Fig. 2. (a) Distribution of the revealed motifs of functional sites along the DNA sequence of Drosophila transposon P in the individual samples. The designations are as in Fig. 1.
(b) Schematic structure of the DNA sequence of transposon P: ITRA, left inverted tandem repeat; ITRB, right inverted tandem repeat; the rest designations are as in Fig. 1.

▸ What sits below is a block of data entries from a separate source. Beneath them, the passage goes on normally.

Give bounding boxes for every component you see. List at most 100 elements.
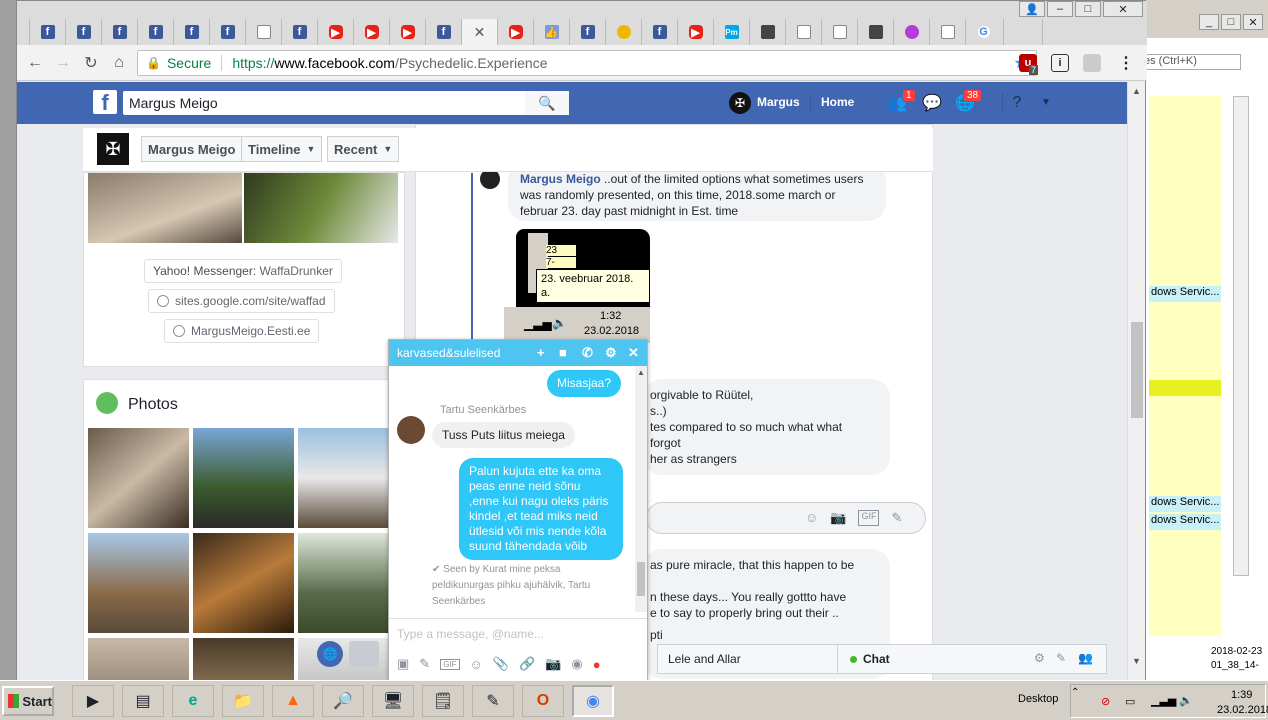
background-search-field[interactable]: es (Ctrl+K) [1141,54,1241,70]
scroll-up-icon[interactable]: ▲ [637,368,645,377]
browser-tab[interactable]: 👍 [533,19,569,45]
website-link[interactable]: MargusMeigo.Eesti.ee [164,319,320,343]
photo-thumbnail[interactable] [193,428,294,528]
photo-thumbnail[interactable] [193,638,294,681]
browser-tab[interactable]: f [137,19,173,45]
browser-tab[interactable]: f [65,19,101,45]
browser-tab[interactable]: ▶ [389,19,425,45]
scrollbar-thumb[interactable] [1131,322,1143,418]
message-input[interactable]: Type a message, @name... [389,618,647,648]
nav-profile-link[interactable]: Margus [757,95,800,109]
browser-tab[interactable]: f [101,19,137,45]
sticker-icon[interactable]: ✎ [419,656,430,672]
link-icon[interactable]: 🔗 [519,656,535,672]
window-icon[interactable]: ▤ [122,685,164,717]
comment-author[interactable]: Margus Meigo [520,172,601,186]
gear-icon[interactable]: ⚙ [605,345,617,361]
photo-thumbnail[interactable] [88,533,189,633]
browser-tab[interactable]: f [281,19,317,45]
photo-thumbnail[interactable] [88,428,189,528]
chrome-icon[interactable]: ◉ [572,685,614,717]
minimize-icon[interactable]: _ [1199,14,1219,30]
avatar[interactable] [480,169,500,189]
comment-input[interactable]: ☺ 📷 GIF ✎ [646,502,926,534]
maximize-icon[interactable]: □ [1221,14,1241,30]
browser-tab[interactable]: f [173,19,209,45]
gif-icon[interactable]: GIF [858,510,880,526]
vlc-icon[interactable]: ▲ [272,685,314,717]
speaker-icon[interactable]: 🔈 [1179,694,1193,707]
account-dropdown-icon[interactable]: ▼ [1041,97,1051,108]
close-icon[interactable]: ✕ [628,345,639,361]
start-button[interactable]: Start [2,686,54,716]
browser-tab[interactable] [821,19,857,45]
browser-tab[interactable]: ▶ [497,19,533,45]
browser-tab[interactable] [785,19,821,45]
browser-tab[interactable]: G [965,19,1001,45]
chevron-up-icon[interactable]: ⌃ [1071,687,1079,698]
phone-icon[interactable]: ✆ [582,345,593,361]
notepad-plus-icon[interactable]: ✎ [472,685,514,717]
compose-icon[interactable]: ✎ [1056,651,1066,665]
gif-icon[interactable]: GIF [440,658,460,670]
website-link[interactable]: sites.google.com/site/waffad [148,289,335,313]
camera-icon[interactable]: 📷 [545,656,561,672]
browser-tab[interactable]: ▶ [677,19,713,45]
emoji-icon[interactable]: ☺ [470,657,483,672]
browser-tab[interactable]: f [641,19,677,45]
browser-tab[interactable]: Pm [713,19,749,45]
messenger-icon[interactable]: 💬 [922,93,942,113]
chat-title[interactable]: karvased&sulelised [397,346,500,360]
usb-icon[interactable]: ▭ [1125,695,1135,708]
home-icon[interactable]: ⌂ [109,53,129,73]
back-icon[interactable]: ← [25,53,45,73]
search-icon[interactable]: 🔍 [525,91,569,115]
user-icon[interactable]: 👤 [1019,1,1045,17]
scroll-down-icon[interactable]: ▼ [1132,656,1141,666]
media-player-icon[interactable]: ▶ [72,685,114,717]
folder-icon[interactable]: 📁 [222,685,264,717]
desktop-toolbar-label[interactable]: Desktop [1018,693,1058,705]
scroll-up-icon[interactable]: ▲ [1132,86,1141,96]
audio-icon[interactable]: ◉ [571,656,582,672]
browser-tab[interactable]: f [569,19,605,45]
browser-tab-active[interactable]: ✕ [461,19,497,45]
browser-tab[interactable] [245,19,281,45]
forward-icon[interactable]: → [53,53,73,73]
browser-tab[interactable]: f [425,19,461,45]
photo-thumbnail[interactable] [244,173,398,243]
avatar[interactable] [397,416,425,444]
timeline-dropdown[interactable]: Timeline ▼ [241,136,323,162]
group-chat-tab[interactable]: Lele and Allar [657,644,847,674]
security-icon[interactable]: ⊘ [1101,695,1110,708]
background-scrollbar[interactable] [1233,96,1249,576]
avatar[interactable]: ✠ [729,92,751,114]
close-window-icon[interactable]: ✕ [1103,1,1143,17]
help-icon[interactable]: ? [1007,93,1027,113]
avatar[interactable]: ✠ [97,133,129,165]
nav-home-link[interactable]: Home [821,95,854,109]
clock-time[interactable]: 1:39 [1231,689,1252,701]
reload-icon[interactable]: ↻ [81,53,101,73]
browser-tab[interactable] [749,19,785,45]
monitor-icon[interactable]: 🖥 [372,685,414,717]
photo-thumbnail[interactable] [88,638,189,681]
browser-tab[interactable]: f [29,19,65,45]
browser-tab[interactable]: ▶ [353,19,389,45]
close-icon[interactable]: ✕ [1243,14,1263,30]
facebook-search-input[interactable]: Margus Meigo [123,91,569,115]
new-tab-button[interactable] [1003,19,1043,45]
scrollbar-thumb[interactable] [637,562,645,596]
chat-sidebar-toggle[interactable]: Chat ⚙ ✎ 👥 [837,644,1107,674]
photo-thumbnail[interactable] [298,428,399,528]
browser-tab[interactable] [605,19,641,45]
emoji-icon[interactable]: ☺ [805,510,818,526]
browser-tab[interactable]: ▶ [317,19,353,45]
signal-icon[interactable]: ▁▃▅ [1151,694,1176,707]
image-icon[interactable]: ▣ [397,656,409,672]
camera-icon[interactable]: 📷 [830,510,846,526]
facebook-logo-icon[interactable]: f [93,90,117,114]
video-call-icon[interactable]: ■ [559,345,567,360]
clock-date[interactable]: 23.02.2018 [1217,704,1268,716]
notes-icon[interactable]: 🗒 [422,685,464,717]
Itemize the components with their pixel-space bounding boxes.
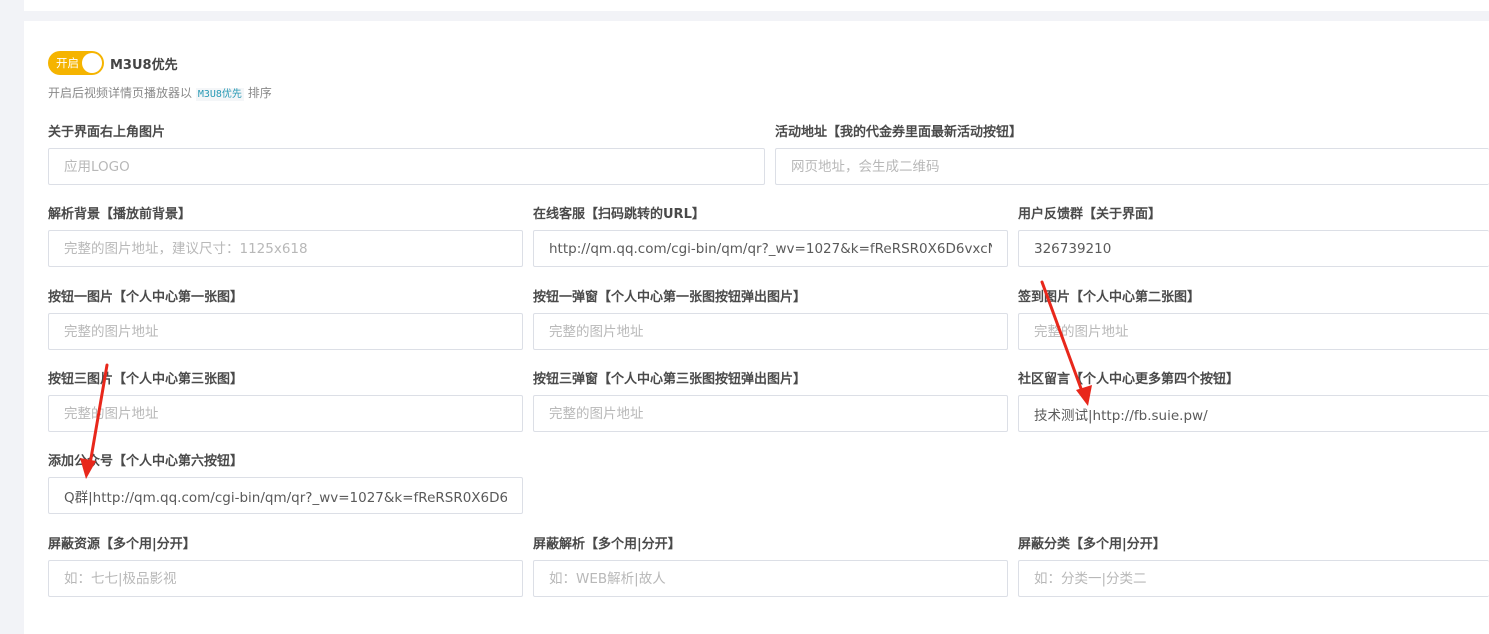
toggle-state-text: 开启 [56, 56, 79, 70]
m3u8-toggle-label: M3U8优先 [110, 57, 178, 73]
block-category-label: 屏蔽分类【多个用|分开】 [1018, 537, 1166, 552]
feedback-group-input[interactable] [1018, 230, 1489, 267]
hint-after: 排序 [243, 86, 272, 100]
btn1-image-input[interactable] [48, 313, 523, 350]
add-account-input[interactable] [48, 477, 523, 514]
block-parse-input[interactable] [533, 560, 1008, 597]
community-label: 社区留言【个人中心更多第四个按钮】 [1018, 372, 1240, 387]
about-image-input[interactable] [48, 148, 765, 185]
parse-bg-input[interactable] [48, 230, 523, 267]
btn1-popup-input[interactable] [533, 313, 1008, 350]
block-category-input[interactable] [1018, 560, 1489, 597]
parse-bg-label: 解析背景【播放前背景】 [48, 207, 192, 222]
add-account-label: 添加公众号【个人中心第六按钮】 [48, 454, 244, 469]
btn3-popup-input[interactable] [533, 395, 1008, 432]
m3u8-toggle-row: 开启 M3U8优先 [48, 51, 178, 75]
activity-url-input[interactable] [775, 148, 1489, 185]
btn3-image-input[interactable] [48, 395, 523, 432]
block-parse-label: 屏蔽解析【多个用|分开】 [533, 537, 681, 552]
activity-url-label: 活动地址【我的代金券里面最新活动按钮】 [775, 125, 1023, 140]
m3u8-priority-toggle[interactable]: 开启 [48, 51, 104, 75]
m3u8-hint: 开启后视频详情页播放器以 M3U8优先 排序 [48, 84, 272, 101]
block-resource-input[interactable] [48, 560, 523, 597]
btn1-popup-label: 按钮一弹窗【个人中心第一张图按钮弹出图片】 [533, 290, 807, 305]
hint-code: M3U8优先 [195, 88, 244, 101]
btn3-image-label: 按钮三图片【个人中心第三张图】 [48, 372, 244, 387]
signin-image-label: 签到图片【个人中心第二张图】 [1018, 290, 1201, 305]
top-panel [24, 0, 1489, 11]
hint-before: 开启后视频详情页播放器以 [48, 86, 196, 100]
btn3-popup-label: 按钮三弹窗【个人中心第三张图按钮弹出图片】 [533, 372, 807, 387]
online-service-label: 在线客服【扫码跳转的URL】 [533, 207, 705, 222]
about-image-label: 关于界面右上角图片 [48, 125, 166, 140]
feedback-group-label: 用户反馈群【关于界面】 [1018, 207, 1162, 222]
btn1-image-label: 按钮一图片【个人中心第一张图】 [48, 290, 244, 305]
toggle-knob [82, 53, 102, 73]
block-resource-label: 屏蔽资源【多个用|分开】 [48, 537, 196, 552]
signin-image-input[interactable] [1018, 313, 1489, 350]
community-input[interactable] [1018, 395, 1489, 432]
online-service-input[interactable] [533, 230, 1008, 267]
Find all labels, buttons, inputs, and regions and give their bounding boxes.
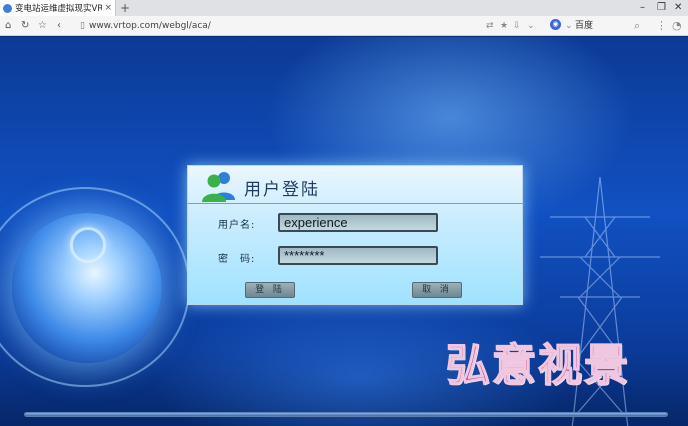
- back-icon[interactable]: ‹: [57, 19, 61, 33]
- login-button[interactable]: 登 陆: [245, 282, 295, 298]
- url-text[interactable]: www.vrtop.com/webgl/aca/: [89, 21, 211, 31]
- new-tab-icon[interactable]: +: [120, 1, 130, 15]
- close-window-icon[interactable]: ✕: [674, 2, 682, 14]
- dropdown-icon[interactable]: ⌄: [527, 19, 535, 33]
- password-label: 密 码:: [218, 254, 256, 265]
- page-icon: ▯: [80, 21, 85, 31]
- username-label: 用户名:: [218, 220, 256, 231]
- browser-tab[interactable]: 变电站运维虚拟现实VR ×: [0, 0, 116, 16]
- brand-watermark: 弘意视景: [445, 339, 630, 392]
- reload-icon[interactable]: ↻: [21, 19, 29, 33]
- home-icon[interactable]: ⌂: [5, 19, 11, 33]
- tab-title: 变电站运维虚拟现实VR: [15, 4, 103, 14]
- login-panel: 用户登陆 用户名: 密 码: 登 陆 取 消: [187, 165, 524, 305]
- favorite-icon[interactable]: ☆: [38, 19, 47, 33]
- cancel-button[interactable]: 取 消: [412, 282, 462, 298]
- user-icon[interactable]: ◔: [672, 19, 682, 33]
- translate-icon[interactable]: ⇄: [486, 19, 494, 33]
- minimize-icon[interactable]: –: [640, 2, 645, 14]
- browser-tab-bar: 变电站运维虚拟现实VR × + – ❐ ✕: [0, 0, 688, 16]
- address-bar[interactable]: ▯ www.vrtop.com/webgl/aca/: [80, 18, 540, 34]
- star-icon[interactable]: ★: [500, 19, 508, 33]
- tab-close-icon[interactable]: ×: [104, 3, 112, 13]
- search-icon[interactable]: ⌕: [634, 19, 640, 33]
- downloads-icon[interactable]: ⇩: [513, 19, 521, 33]
- password-input[interactable]: [278, 246, 438, 265]
- loading-progress-fill: [25, 413, 667, 416]
- login-header: 用户登陆: [188, 166, 524, 204]
- maximize-icon[interactable]: ❐: [657, 2, 666, 14]
- globe-glow-ring: [70, 227, 106, 263]
- browser-toolbar: ⌂ ↻ ☆ ‹ ▯ www.vrtop.com/webgl/aca/ ⇄ ★ ⇩…: [0, 16, 688, 36]
- tab-favicon-icon: [3, 3, 12, 13]
- search-engine-icon[interactable]: ◉: [550, 19, 561, 30]
- search-engine-dropdown-icon[interactable]: ⌄: [565, 19, 573, 33]
- menu-icon[interactable]: ⋮: [656, 19, 667, 33]
- loading-progress-bar: [24, 412, 668, 417]
- login-title: 用户登陆: [244, 180, 320, 200]
- username-input[interactable]: [278, 213, 438, 232]
- users-icon: [202, 172, 235, 202]
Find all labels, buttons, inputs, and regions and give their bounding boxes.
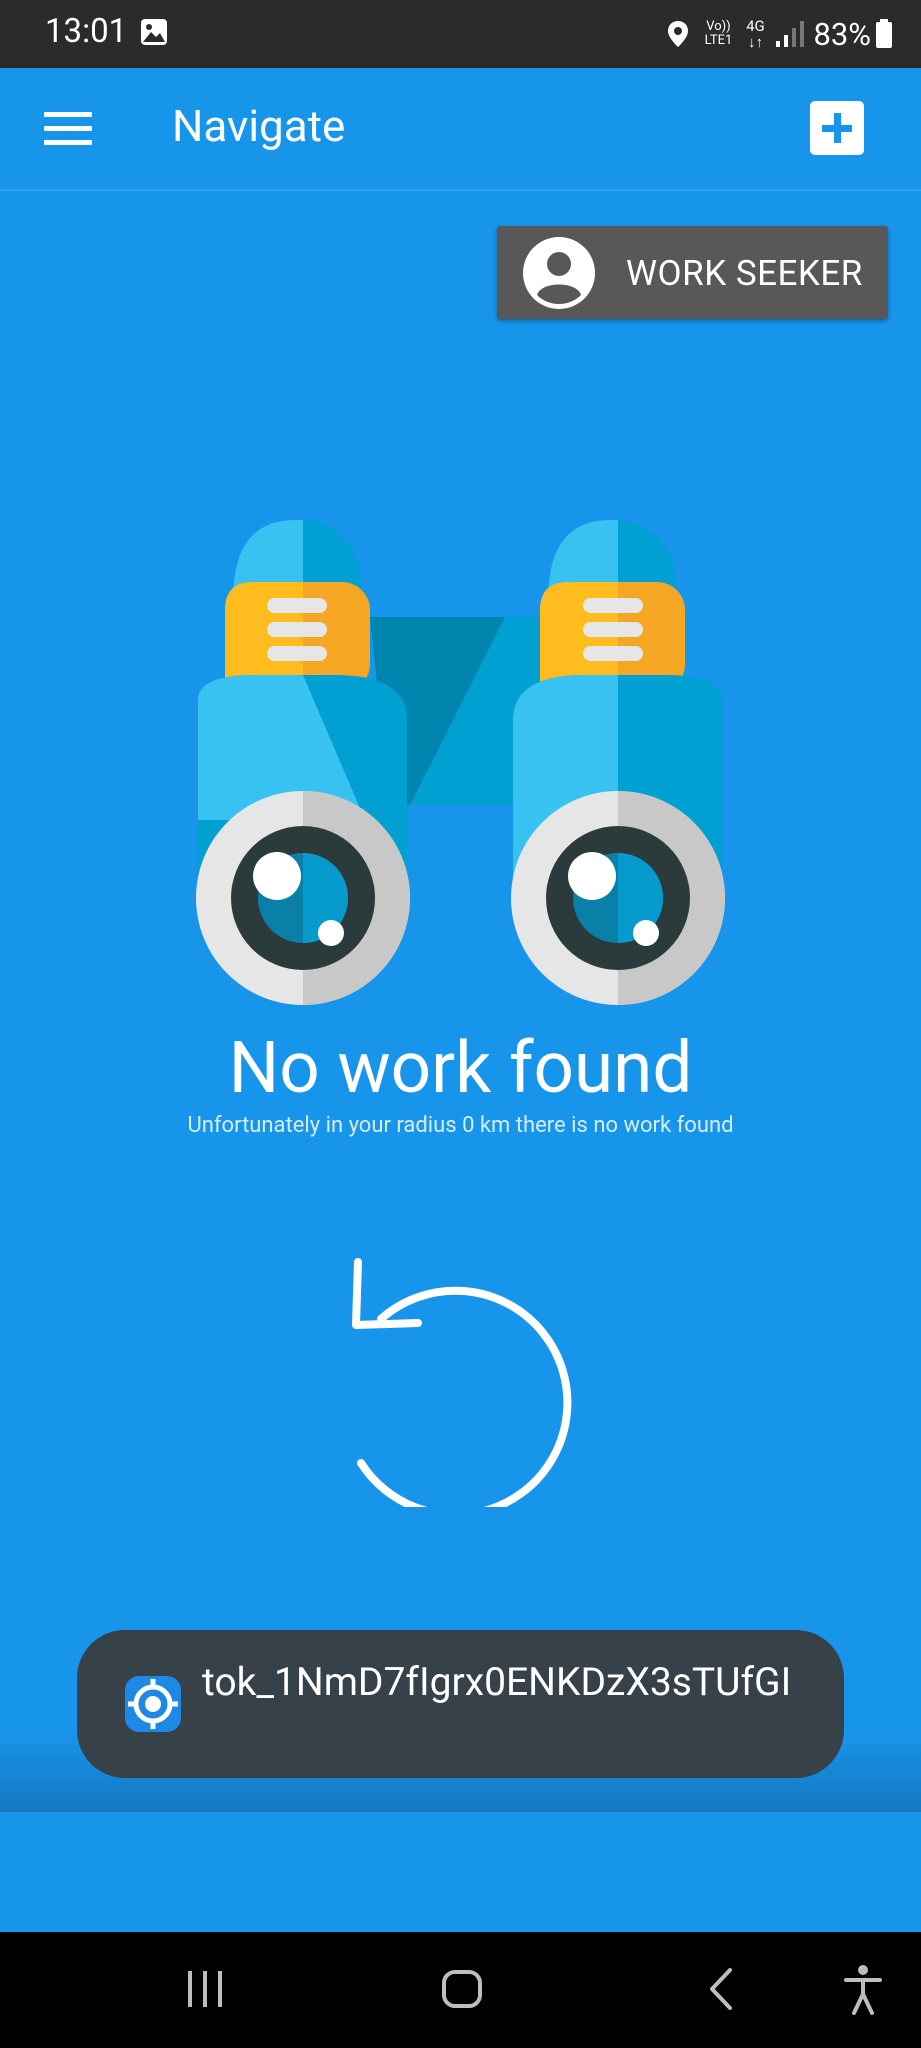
add-button[interactable] xyxy=(810,101,864,155)
app-bar: Navigate xyxy=(0,68,921,191)
app-target-icon xyxy=(125,1676,181,1732)
network-type-label: 4G ↓↑ xyxy=(746,17,765,51)
toast-message: tok_1NmD7fIgrx0ENKDzX3sTUfGI xyxy=(77,1630,844,1778)
binoculars-illustration xyxy=(196,520,725,1005)
back-icon[interactable] xyxy=(706,1964,736,2014)
empty-state-subtitle: Unfortunately in your radius 0 km there … xyxy=(187,1113,734,1138)
accessibility-icon[interactable] xyxy=(843,1964,883,2016)
refresh-icon[interactable] xyxy=(348,1257,573,1507)
status-indicators: Vo)) LTE1 4G ↓↑ 83% xyxy=(667,10,893,58)
network-type-text: 4G xyxy=(746,17,765,35)
battery-icon xyxy=(876,19,892,48)
bottom-area xyxy=(0,1812,921,1932)
gallery-icon xyxy=(141,19,167,45)
work-seeker-button[interactable]: WORK SEEKER xyxy=(497,226,888,319)
toast-text: tok_1NmD7fIgrx0ENKDzX3sTUfGI xyxy=(202,1659,792,1705)
page-title: Navigate xyxy=(172,100,346,152)
signal-icon xyxy=(776,21,805,47)
hamburger-menu-icon[interactable] xyxy=(44,112,92,146)
location-icon xyxy=(668,21,689,47)
empty-state-title: No work found xyxy=(228,1027,693,1110)
work-seeker-label: WORK SEEKER xyxy=(626,253,863,294)
recents-icon[interactable] xyxy=(185,1964,225,2014)
account-circle-icon xyxy=(523,237,595,309)
status-time: 13:01 xyxy=(45,12,128,51)
network-volte-label: Vo)) LTE1 xyxy=(704,19,733,48)
home-icon[interactable] xyxy=(440,1964,484,2014)
status-bar: 13:01 Vo)) LTE1 4G ↓↑ 83% xyxy=(0,0,921,68)
system-nav-bar xyxy=(0,1932,921,2048)
battery-percent: 83% xyxy=(813,15,871,53)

(c) Consolidated distribution of the revealed motifs of functional sites along the DNA sequence transposon P. The designations are as in Fig. 1. Jamming of the motifs correlates with the locations of potential regulatory regions in the intervals between exons and between exon 3 and rLTR.
Fig. 3. (a) Distribution of the revealed motifs of functional sites along the DNA sequence of Drosophila copia element in the individual samples. The designations are as in Fig. 1.
(b) Schematic structure of the DNA sequence of Drosophila copia element: DRR1 and DRR2, direct repeats; the rest designations are as in Fig. 1.
(c) Consolidated distribution of the revealed motifs of functional sites along the DNA sequence of Drosophila copia element. The designations are as in Fig. 1. Jamming of the motifs correlates with the locations of potential regulatory regions within LTR, DRR2, and in the interval between the ORF and rLTR.